Вильгельм решил идти напролом. «А с Ремигием ты познакомился до того, как попал к Дольчину, или после?» – перебил он Сальватора. И тот рухнул на колени, в слезах умоляя не губить его и спасти от инквизиции. Вильгельм торжественно поклялся никому не рассказывать о том, что сейчас услышит, и Сальватор без колебаний выложил нам всю подноготную отца келаря. Они узнали друг друга на Лысом Утесе, вместе состояли в банде Дольчина, вместе бежали оттуда и укрылись в Казальском монастыре, вместе перебрались к клюнийцам. Из шепелявого рта Сальватора лезли мольбы о прощении. Было ясно, что от него ничего больше не добьешься. Вильгельм решил, что имеет смысл немедленно заняться Ремигием, и отпустил Сальватора, который поспешил укрыться в церкви.

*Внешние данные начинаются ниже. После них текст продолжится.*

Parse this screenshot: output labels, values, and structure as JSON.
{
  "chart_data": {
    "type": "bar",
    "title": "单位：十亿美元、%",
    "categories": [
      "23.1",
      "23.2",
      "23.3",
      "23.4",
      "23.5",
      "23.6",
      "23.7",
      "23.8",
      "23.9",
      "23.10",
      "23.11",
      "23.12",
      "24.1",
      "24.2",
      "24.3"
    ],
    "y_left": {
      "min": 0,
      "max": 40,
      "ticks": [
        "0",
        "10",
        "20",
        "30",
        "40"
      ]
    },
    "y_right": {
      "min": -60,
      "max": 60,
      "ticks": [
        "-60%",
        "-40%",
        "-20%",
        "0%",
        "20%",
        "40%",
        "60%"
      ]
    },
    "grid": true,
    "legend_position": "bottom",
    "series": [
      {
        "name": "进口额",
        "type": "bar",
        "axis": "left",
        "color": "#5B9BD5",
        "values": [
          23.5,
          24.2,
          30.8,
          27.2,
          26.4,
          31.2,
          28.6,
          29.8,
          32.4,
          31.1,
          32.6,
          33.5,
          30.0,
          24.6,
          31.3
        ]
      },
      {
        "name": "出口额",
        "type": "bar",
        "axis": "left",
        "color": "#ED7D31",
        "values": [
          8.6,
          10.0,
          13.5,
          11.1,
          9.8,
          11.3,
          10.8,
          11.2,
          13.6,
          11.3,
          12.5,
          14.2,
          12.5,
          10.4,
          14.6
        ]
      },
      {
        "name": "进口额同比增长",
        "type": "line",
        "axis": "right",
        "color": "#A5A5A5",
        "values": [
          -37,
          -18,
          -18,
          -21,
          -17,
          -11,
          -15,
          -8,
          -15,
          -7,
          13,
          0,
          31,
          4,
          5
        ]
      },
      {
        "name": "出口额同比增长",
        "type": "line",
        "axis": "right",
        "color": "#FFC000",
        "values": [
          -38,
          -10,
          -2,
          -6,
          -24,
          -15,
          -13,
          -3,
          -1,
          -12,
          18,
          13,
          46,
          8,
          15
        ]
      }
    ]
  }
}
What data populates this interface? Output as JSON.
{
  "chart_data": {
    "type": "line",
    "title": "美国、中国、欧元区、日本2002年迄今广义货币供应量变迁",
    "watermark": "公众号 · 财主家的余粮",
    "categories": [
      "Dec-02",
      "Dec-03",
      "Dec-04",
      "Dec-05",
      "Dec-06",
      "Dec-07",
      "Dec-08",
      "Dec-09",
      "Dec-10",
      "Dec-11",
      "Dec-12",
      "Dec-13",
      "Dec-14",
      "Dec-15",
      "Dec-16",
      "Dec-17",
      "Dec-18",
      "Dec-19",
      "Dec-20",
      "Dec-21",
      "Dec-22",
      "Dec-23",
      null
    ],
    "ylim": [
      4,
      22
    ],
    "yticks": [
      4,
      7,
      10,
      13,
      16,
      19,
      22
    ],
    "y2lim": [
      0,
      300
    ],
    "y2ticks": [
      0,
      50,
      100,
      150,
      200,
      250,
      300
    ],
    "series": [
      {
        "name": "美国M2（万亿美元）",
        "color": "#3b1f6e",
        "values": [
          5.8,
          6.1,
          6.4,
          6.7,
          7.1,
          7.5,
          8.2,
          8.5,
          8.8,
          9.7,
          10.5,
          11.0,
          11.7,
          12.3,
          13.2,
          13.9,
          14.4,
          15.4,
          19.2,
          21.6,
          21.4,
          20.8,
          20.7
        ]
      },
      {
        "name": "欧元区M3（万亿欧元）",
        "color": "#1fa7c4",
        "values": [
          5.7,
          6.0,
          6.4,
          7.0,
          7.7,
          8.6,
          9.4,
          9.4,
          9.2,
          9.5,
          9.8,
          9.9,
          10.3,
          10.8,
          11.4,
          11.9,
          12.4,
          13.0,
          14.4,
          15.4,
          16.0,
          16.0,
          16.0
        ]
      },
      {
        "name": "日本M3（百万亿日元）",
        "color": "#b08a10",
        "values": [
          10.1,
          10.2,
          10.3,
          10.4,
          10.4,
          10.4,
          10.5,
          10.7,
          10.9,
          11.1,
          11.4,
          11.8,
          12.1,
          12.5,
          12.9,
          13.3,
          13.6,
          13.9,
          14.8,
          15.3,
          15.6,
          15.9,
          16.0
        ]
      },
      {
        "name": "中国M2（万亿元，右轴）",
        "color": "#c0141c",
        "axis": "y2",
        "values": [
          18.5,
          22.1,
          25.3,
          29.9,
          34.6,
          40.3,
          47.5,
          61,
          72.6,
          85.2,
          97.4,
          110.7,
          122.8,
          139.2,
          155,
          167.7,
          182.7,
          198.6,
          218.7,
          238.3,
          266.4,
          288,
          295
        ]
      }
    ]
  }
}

Келаря мы нашли на другом конце подворья, перед закромами. Он рядился с какими-то поселянами. Посмотрев на нас с опаской, он сделал вид, будто очень занят. Но Вильгельм настоял на том, чтоб Ремигий бросил все дела и отошел с нами побеседовать. До сих пор мы почти не сталкивались с этим человеком: он был обходителен, мы были вежливы – этим все исчерпывалось. Но на сей раз Вильгельм обратился к нему как к своему собрату, питомцу одного с ним ордена. Келаря, похоже, эта перемена тона еще больше насторожила. Во всяком случае, он с первых же слов проявил крайнюю сдержанность.

«Должность, наверное, часто вынуждает тебя бодрствовать и хлопотать по аббатству в те часы, когда другие спят?» – спросил Вильгельм.

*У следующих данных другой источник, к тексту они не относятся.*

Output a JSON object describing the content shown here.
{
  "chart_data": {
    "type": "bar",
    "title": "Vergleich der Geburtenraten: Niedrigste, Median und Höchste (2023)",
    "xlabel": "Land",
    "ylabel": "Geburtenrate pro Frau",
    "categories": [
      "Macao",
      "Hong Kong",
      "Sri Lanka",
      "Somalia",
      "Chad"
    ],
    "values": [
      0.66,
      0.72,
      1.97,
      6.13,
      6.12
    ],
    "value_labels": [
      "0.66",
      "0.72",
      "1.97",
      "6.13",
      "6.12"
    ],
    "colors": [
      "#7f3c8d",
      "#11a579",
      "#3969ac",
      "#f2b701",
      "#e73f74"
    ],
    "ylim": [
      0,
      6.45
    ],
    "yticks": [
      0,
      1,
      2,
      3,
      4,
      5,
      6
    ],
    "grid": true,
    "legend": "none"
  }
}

«Как когда, – отвечал Ремигий. – Бывает, что накапливается много мелких дел и я вынужден жертвовать часочком-другим сна».

«Не приходилось ли тебе при этом случайно замечать что-нибудь такое, что позволило бы установить, кто из монахов, не имея на то позволения, появляется ночью в кухне, скриптории и библиотеке?»

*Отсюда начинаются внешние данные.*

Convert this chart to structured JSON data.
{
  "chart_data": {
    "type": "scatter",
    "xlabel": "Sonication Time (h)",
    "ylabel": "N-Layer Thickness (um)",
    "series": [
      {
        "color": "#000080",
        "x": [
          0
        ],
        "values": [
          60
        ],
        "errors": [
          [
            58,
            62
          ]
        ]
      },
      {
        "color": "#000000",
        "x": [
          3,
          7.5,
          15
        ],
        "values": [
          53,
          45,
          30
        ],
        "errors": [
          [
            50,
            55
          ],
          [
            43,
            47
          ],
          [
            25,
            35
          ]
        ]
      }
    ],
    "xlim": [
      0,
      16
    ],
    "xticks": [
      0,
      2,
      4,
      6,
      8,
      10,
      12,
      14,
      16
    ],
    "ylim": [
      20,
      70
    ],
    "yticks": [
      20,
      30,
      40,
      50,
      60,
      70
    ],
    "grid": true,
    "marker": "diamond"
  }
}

«Если бы я что-то подобное заметил, я доложил бы Аббату».

«Это точно, – согласился Вильгельм и внезапно переменил разговор: – Деревня в долине небогатая, верно?»

«Не знаю, как ответить, – сказал Ремигий. – Там живут монастырские крестьяне. Они целиком зависят от Аббатства и в урожайные годы разделяют наше благополучие. К примеру, в Иоаннов день намедни они получили двенадцать модиев солода, коня, семерых волов, буйвола, четырех нетелей, пятерых бычков, двадцать овец, пятнадцать свиней, пятьдесят куриц и семнадцать ульев. Кроме того, двадцать копченых поросят, двадцать семь кругов сала, полмеры меду, три меры мыла, рыбацкий невод…»

«Хорошо, хорошо, – перебил его Вильгельм. – Все это, как ты понимаешь, мало о чем говорит. Я не знаю, что за деревня, сколько в ней крестьян пользуется арендой и каковы земельные наделы у остальных…»

«Ах, насчет этого, – сказал Ремигий. – Средняя семья у них владеет участком до пятидесяти долей земли».

«А доля – это сколько?»

«Разумеется, четыре квадратных линии».

«Что такое квадратная линия?»

«Тридцать шесть квадратных шагов в каждой квадратной линии. Или, если угодно, – восемьсот линейных линий образуют пьемонтскую милю. Достаточно сказать, что каждая семья, владеющая участком на северном склоне, может каждый год иметь со своих олив до получетверти масла».

«Полчетверти?»

«Да. В четверти пять ведер. В ведре восемь гарнцев».

«Все ясно, – обескураженно сказал Вильгельм. – В каждой деревне свои мерки. Вот, скажем, вино вы меряете на бутыли?»

«Или на кувшины. Шесть кувшинов – чан, восемь чанов – бочонок. А можно мерить и так: в чане шесть пинт, в каждой по две чары».

«Теперь все ясно», – ответил Вильгельм и усмехнулся.

«Ты еще что-то хотел узнать?» – в голосе Ремигия звучал, по-моему, явный вызов.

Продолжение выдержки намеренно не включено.